Over the course of the semester I spend time talking to this teacher about my interest in born-digital records, and bemoan my lack of practical, professional experience working with them. Let’s see if we can do something about that, he says. And, so, to the Library of Congress I go, where I spend my summer working as an intern on the Web Archiving Team.

In six weeks at the Library, I learned quite a bit about the ins and outs of what web archiving really was (and what it could be). But, I also spent a lot of time at the Library getting to know the archival profession on a personal level: person to person, process to process, idea to idea. While living and working in Wisconsin, I’ve been fortunate enough to learn from some of the profession’s best, and build a foundation upon which I feel free to ask questions, make mistakes, and take professional risks. Early on in my time at the Library, I went to an archivist with a question concerning born-digital workflows: I’ve seen how born-digital records are handled and processed by the organizations at which I work, but how are they handled elsewhere? The first archivist I met with spoke a bit about the ethical questions behind uncovering once-deleted files on born-digital media. But, the very next day, when I asked a different archivist about how he handles that particular ethical issue, he told me it wasn’t something he had to think about, and instead spoke with me about processing digital items in bulk, pulling as much content as possible from the media given to the Library.

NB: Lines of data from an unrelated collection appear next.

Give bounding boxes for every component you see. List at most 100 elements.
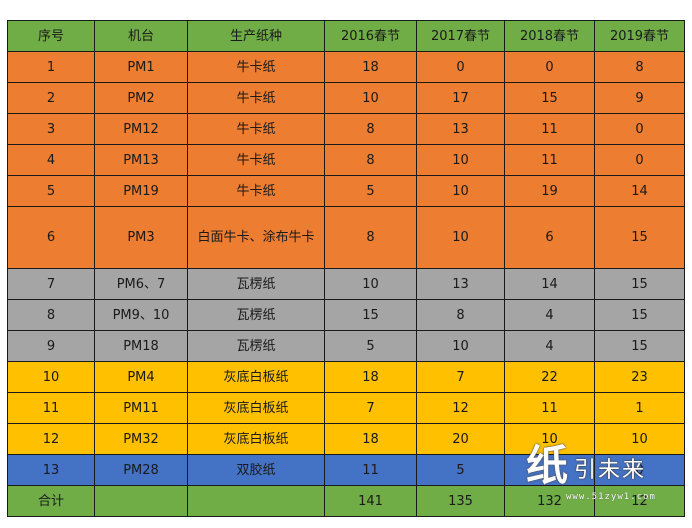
table-cell: 4: [7, 144, 95, 176]
table-cell: PM6、7: [94, 268, 188, 300]
table-cell: 8: [594, 51, 685, 83]
table-cell: 10: [416, 175, 505, 207]
table-cell: 灰底白板纸: [187, 392, 325, 424]
table-cell: 白面牛卡、涂布牛卡: [187, 206, 325, 269]
table-row: 10 PM4 灰底白板纸 18 7 22 23: [7, 361, 685, 393]
table-cell: 8: [7, 299, 95, 331]
table-cell: 10: [416, 206, 505, 269]
table-cell: 3: [7, 113, 95, 145]
table-cell: 牛卡纸: [187, 51, 325, 83]
header-cell: 2018春节: [504, 20, 595, 52]
table-row: 2 PM2 牛卡纸 10 17 15 9: [7, 82, 685, 114]
table-cell: 瓦楞纸: [187, 268, 325, 300]
table-cell: 11: [504, 392, 595, 424]
table-cell: [504, 454, 595, 486]
table-cell: 18: [324, 361, 417, 393]
table-cell: 18: [324, 423, 417, 455]
table-row: 5 PM19 牛卡纸 5 10 19 14: [7, 175, 685, 207]
table-cell: 7: [7, 268, 95, 300]
table-cell: 11: [504, 144, 595, 176]
table-cell: 8: [324, 206, 417, 269]
total-cell: 141: [324, 485, 417, 517]
table-cell: 11: [504, 113, 595, 145]
table-cell: 2: [7, 82, 95, 114]
header-cell: 序号: [7, 20, 95, 52]
watermark-brand: 引未来: [574, 458, 647, 483]
table-cell: 7: [416, 361, 505, 393]
total-cell: [187, 485, 325, 517]
table-cell: PM3: [94, 206, 188, 269]
table-cell: 11: [7, 392, 95, 424]
total-cell: 132: [504, 485, 595, 517]
total-cell: 合计: [7, 485, 95, 517]
table-cell: 15: [594, 268, 685, 300]
table-cell: PM4: [94, 361, 188, 393]
table-cell: 8: [416, 299, 505, 331]
table-cell: 瓦楞纸: [187, 299, 325, 331]
table-cell: 15: [594, 206, 685, 269]
table-cell: 灰底白板纸: [187, 423, 325, 455]
header-cell: 2019春节: [594, 20, 685, 52]
table-cell: 23: [594, 361, 685, 393]
table-cell: 14: [594, 175, 685, 207]
table-cell: 5: [324, 175, 417, 207]
table-cell: 6: [504, 206, 595, 269]
total-cell: 12: [594, 485, 685, 517]
table-cell: 0: [594, 113, 685, 145]
paper-machine-table: 序号 机台 生产纸种 2016春节 2017春节 2018春节 2019春节 1…: [7, 20, 685, 517]
table-cell: 0: [594, 454, 685, 486]
table-cell: 灰底白板纸: [187, 361, 325, 393]
table-row: 9 PM18 瓦楞纸 5 10 4 15: [7, 330, 685, 362]
table-cell: 瓦楞纸: [187, 330, 325, 362]
table-cell: 10: [416, 330, 505, 362]
header-cell: 2016春节: [324, 20, 417, 52]
table-cell: 8: [324, 144, 417, 176]
table-row: 4 PM13 牛卡纸 8 10 11 0: [7, 144, 685, 176]
table-cell: 13: [416, 268, 505, 300]
watermark: 纸 引未来 www.51zyw1.com: [526, 436, 686, 516]
table-cell: 5: [416, 454, 505, 486]
table-cell: 双胶纸: [187, 454, 325, 486]
table-cell: 4: [504, 330, 595, 362]
table-row: 11 PM11 灰底白板纸 7 12 11 1: [7, 392, 685, 424]
total-cell: 135: [416, 485, 505, 517]
header-cell: 生产纸种: [187, 20, 325, 52]
table-header-row: 序号 机台 生产纸种 2016春节 2017春节 2018春节 2019春节: [7, 20, 685, 52]
table-cell: 13: [416, 113, 505, 145]
total-row: 合计 141 135 132 12: [7, 485, 685, 517]
table-cell: 20: [416, 423, 505, 455]
table-cell: 14: [504, 268, 595, 300]
watermark-url: www.51zyw1.com: [566, 492, 656, 502]
total-cell: [94, 485, 188, 517]
table-cell: 5: [324, 330, 417, 362]
table-cell: 5: [7, 175, 95, 207]
table-cell: PM28: [94, 454, 188, 486]
table-cell: PM9、10: [94, 299, 188, 331]
table-cell: 牛卡纸: [187, 113, 325, 145]
table-cell: 7: [324, 392, 417, 424]
table-cell: 9: [594, 82, 685, 114]
table-cell: PM18: [94, 330, 188, 362]
table-row: 13 PM28 双胶纸 11 5 0: [7, 454, 685, 486]
table-cell: 牛卡纸: [187, 82, 325, 114]
table-cell: 10: [7, 361, 95, 393]
table-cell: 19: [504, 175, 595, 207]
table-cell: 15: [504, 82, 595, 114]
table-cell: 1: [594, 392, 685, 424]
table-cell: 4: [504, 299, 595, 331]
table-row: 6 PM3 白面牛卡、涂布牛卡 8 10 6 15: [7, 206, 685, 269]
table-cell: 10: [594, 423, 685, 455]
table-row: 8 PM9、10 瓦楞纸 15 8 4 15: [7, 299, 685, 331]
table-row: 1 PM1 牛卡纸 18 0 0 8: [7, 51, 685, 83]
table-cell: PM12: [94, 113, 188, 145]
table-cell: 6: [7, 206, 95, 269]
table-cell: 8: [324, 113, 417, 145]
table-cell: PM2: [94, 82, 188, 114]
table-cell: 牛卡纸: [187, 175, 325, 207]
table-row: 12 PM32 灰底白板纸 18 20 10 10: [7, 423, 685, 455]
table-cell: 10: [324, 268, 417, 300]
table-row: 3 PM12 牛卡纸 8 13 11 0: [7, 113, 685, 145]
table-cell: 11: [324, 454, 417, 486]
table-cell: 15: [594, 299, 685, 331]
table-cell: 22: [504, 361, 595, 393]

To employees all over the Library, I kept asking questions, all of which were answered eagerly, with thoughtful recommendations including: Oh, you know who you should talk to about this? Oh, you know what I once read about this exact question? Oh, have you heard of this archivist, with this institution? You should reach out to them. And on. And this, I realized, was the most rewarding experience of my time with the Library. The Library, at least from the perspective of someone spending who spent six weeks within its walls, seemed to be a web of connected, passionate individuals, eager to share their knowledge with those interested in asking about it. It became a representation of the information profession as a whole: the way we stand connected, bound by our interest in the same field, in its materials, and in its people.

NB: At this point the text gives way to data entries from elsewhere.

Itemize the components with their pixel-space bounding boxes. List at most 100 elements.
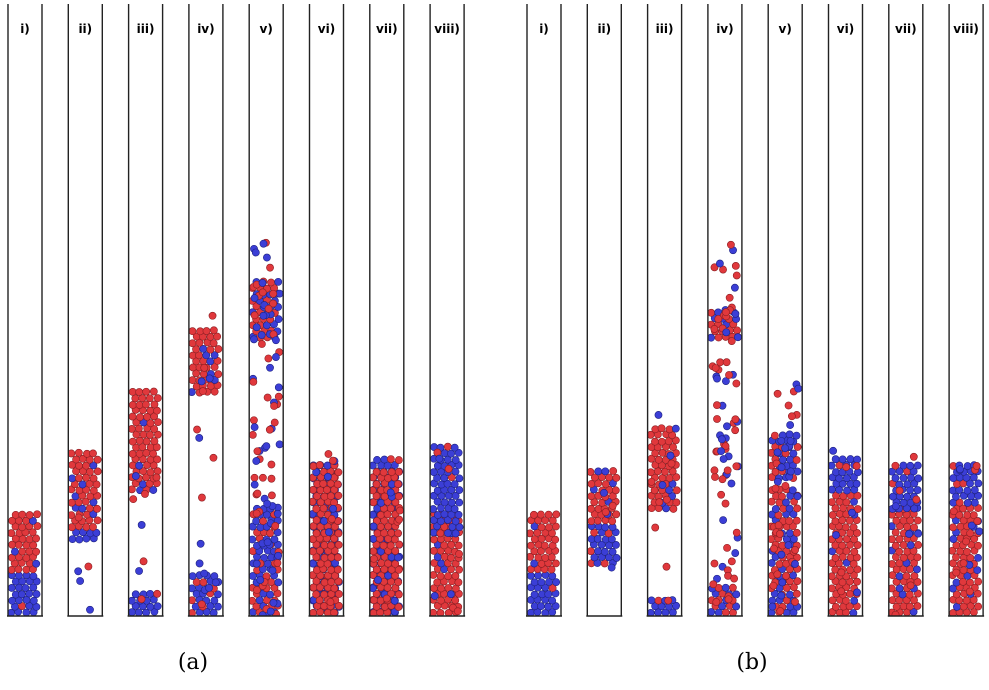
- particles: [949, 461, 984, 616]
- particle: [266, 529, 275, 538]
- particle: [548, 584, 557, 592]
- particle: [949, 523, 957, 532]
- particle: [149, 595, 158, 604]
- particle: [253, 586, 261, 594]
- column-label: vii): [895, 22, 917, 36]
- particle: [25, 535, 34, 544]
- particle: [970, 486, 979, 494]
- particle: [29, 596, 38, 605]
- particle: [848, 508, 856, 517]
- particle: [609, 467, 618, 475]
- particle: [82, 485, 91, 494]
- particle: [828, 511, 837, 519]
- particle: [250, 423, 259, 432]
- particle: [188, 327, 197, 336]
- particle: [850, 596, 859, 605]
- particle: [267, 278, 275, 287]
- particle: [153, 602, 162, 611]
- particle: [324, 450, 333, 458]
- particle: [713, 374, 721, 383]
- particle: [721, 442, 730, 451]
- particles: [888, 452, 923, 616]
- particle: [14, 565, 23, 574]
- particle: [274, 315, 283, 324]
- particle: [369, 584, 377, 593]
- particle: [252, 457, 261, 465]
- particle: [209, 326, 218, 335]
- particle: [200, 569, 209, 578]
- particle: [552, 510, 561, 519]
- particle: [387, 468, 396, 476]
- particle: [146, 406, 155, 415]
- particle: [966, 529, 975, 538]
- particle: [153, 394, 162, 403]
- particle: [910, 572, 919, 580]
- particle: [274, 277, 283, 286]
- particle: [551, 559, 560, 568]
- particle: [312, 516, 321, 525]
- particle: [892, 602, 901, 611]
- particle: [259, 517, 267, 525]
- particle: [962, 596, 971, 605]
- particle: [835, 559, 843, 568]
- particle: [437, 559, 446, 568]
- particle: [29, 517, 37, 525]
- particle: [665, 486, 674, 494]
- particle: [899, 461, 908, 470]
- particle: [394, 467, 403, 476]
- particle: [394, 456, 403, 464]
- particle: [537, 578, 546, 587]
- particle: [440, 474, 449, 482]
- particle: [537, 523, 546, 532]
- particle: [391, 560, 400, 568]
- particle: [316, 546, 324, 555]
- particle: [250, 473, 259, 482]
- particle: [440, 522, 449, 531]
- particle: [188, 609, 196, 616]
- particle: [793, 577, 802, 586]
- particle: [447, 498, 456, 507]
- particle: [667, 459, 676, 468]
- particle: [791, 597, 799, 606]
- column-label: iv): [716, 22, 733, 36]
- particle: [794, 384, 803, 393]
- particle: [150, 437, 159, 446]
- particle: [910, 596, 918, 605]
- particle: [89, 449, 97, 458]
- particle: [380, 455, 389, 464]
- particle: [666, 451, 675, 460]
- particle: [905, 602, 914, 611]
- particle: [974, 491, 983, 500]
- particle: [153, 589, 162, 598]
- particle: [309, 462, 318, 471]
- tube-column: iii): [127, 4, 164, 617]
- particle: [846, 566, 854, 574]
- particle: [721, 583, 730, 592]
- particle: [969, 473, 978, 482]
- particle: [654, 411, 663, 419]
- tube-column: vi): [827, 4, 864, 617]
- particle: [320, 541, 329, 550]
- particle: [850, 547, 859, 556]
- particle: [131, 590, 140, 599]
- particle: [455, 550, 463, 558]
- particle: [784, 541, 793, 550]
- particle: [139, 467, 148, 476]
- particle: [781, 481, 790, 490]
- particles: [128, 387, 162, 616]
- particle: [369, 461, 377, 470]
- particle: [654, 596, 663, 605]
- particle: [188, 339, 197, 348]
- particle: [455, 474, 464, 483]
- particle: [379, 541, 388, 550]
- particle: [952, 492, 960, 501]
- particle: [131, 472, 140, 480]
- particle: [249, 535, 257, 544]
- particle: [600, 559, 609, 568]
- particle: [264, 304, 273, 313]
- particle: [713, 574, 721, 583]
- tube-column: ii): [67, 4, 104, 617]
- particle: [146, 589, 155, 598]
- tube-column: v): [767, 4, 804, 617]
- particle: [587, 480, 596, 488]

Just like the rest of the Library, the Web Archiving Team was comprised of talented individuals, interested in sharing what they know. And these individuals, in turn, help make up an archival profession that is vast, far-reaching, and eager to give. It happens in Wisconsin (where, picture this, fourteen students gather, on a dreary, cold winter evening, and join a video call with two people: one, their teacher, working from the East Coast for the week, and two, a human rights archivist, based in Austin, Texas; the conversation lasts at least two hours); in Minnesota (where a corporate archivist spends time answering questions, via telephone, asked by a brand new corporate archivist); and in Washington DC. And, so, this became my takeaway from the internship: the knowledge that I, fortunate enough to now be part of this professional world, could take what I learned at the Library with me wherever I went, and play a part in expanding that web of interconnectedness, of eagerness, even further.